Fengzi soon found herself on the Kuomintang's blacklist and the couple was forced to leave Shanghai. They had intended to go to a Communist-controlled area but gave up due to insurmountable difficulties and chose to go to Beijing instead. They arrived in the city in 1948. Compared with contemporary Shanghai, Beijing better fit how Shapiro had envisaged China.
"Beijing was quiet and had beautiful hutongs and the Palace Museum," Shapiro said on a China Central Television talk show in 2006.
In Beijing, Shapiro was invited to attend the founding ceremony of the People's Republic of China on October 1, 1949 together with his wife. "It was a remarkable historic moment. People were so excited that they cried and laughed. At that time, I was curious to see what would become of this country," Shapiro said.
Literary talent
As an American-educated lawyer, Shapiro found it difficult to land a job in Beijing. Instead he engaged in freelance translation at home on a casual basis.

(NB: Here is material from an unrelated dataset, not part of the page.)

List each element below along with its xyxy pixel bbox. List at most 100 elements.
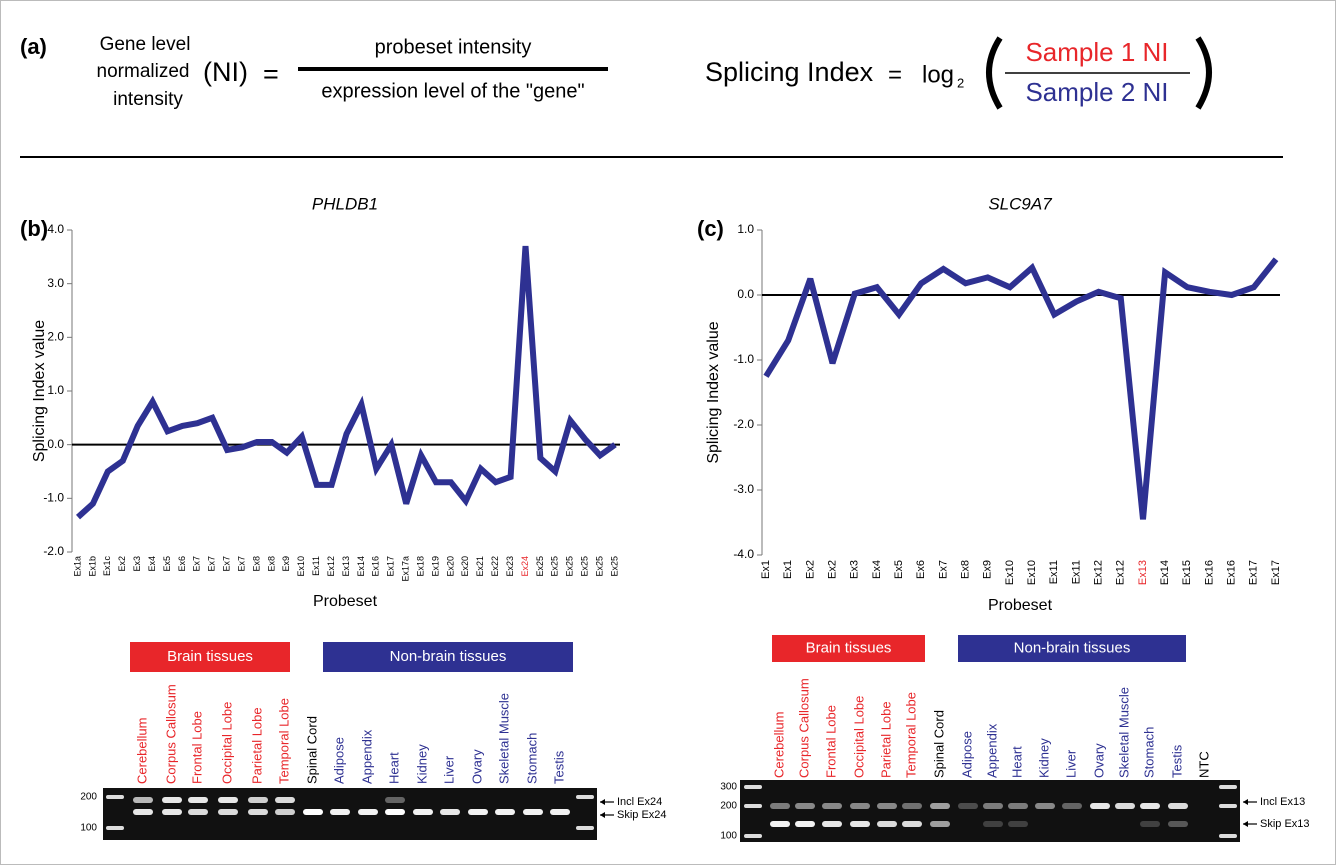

He started by translating the novel Daughters and Sons, which represented the courage of Chinese guerrilla forces in fighting against Japanese invasion during World War II. The English version of the novel was published in the United States in the 1950s.
When he was translating the book, a friend of Fengzi visited the couple and found out that Shapiro was versed in the art of translation. The friend then offered to help Shapiro find a job as a translator with the Bureau for External Cultural Relations.
Shapiro later transferred to the Foreign Languages Press to work for its Chinese Literature magazine as a translator and editor. The monthly magazine, which was established in 1951 and ceased publication in 2001, played an important role in introducing Chinese literary works to the world in the latter half of the 20th century.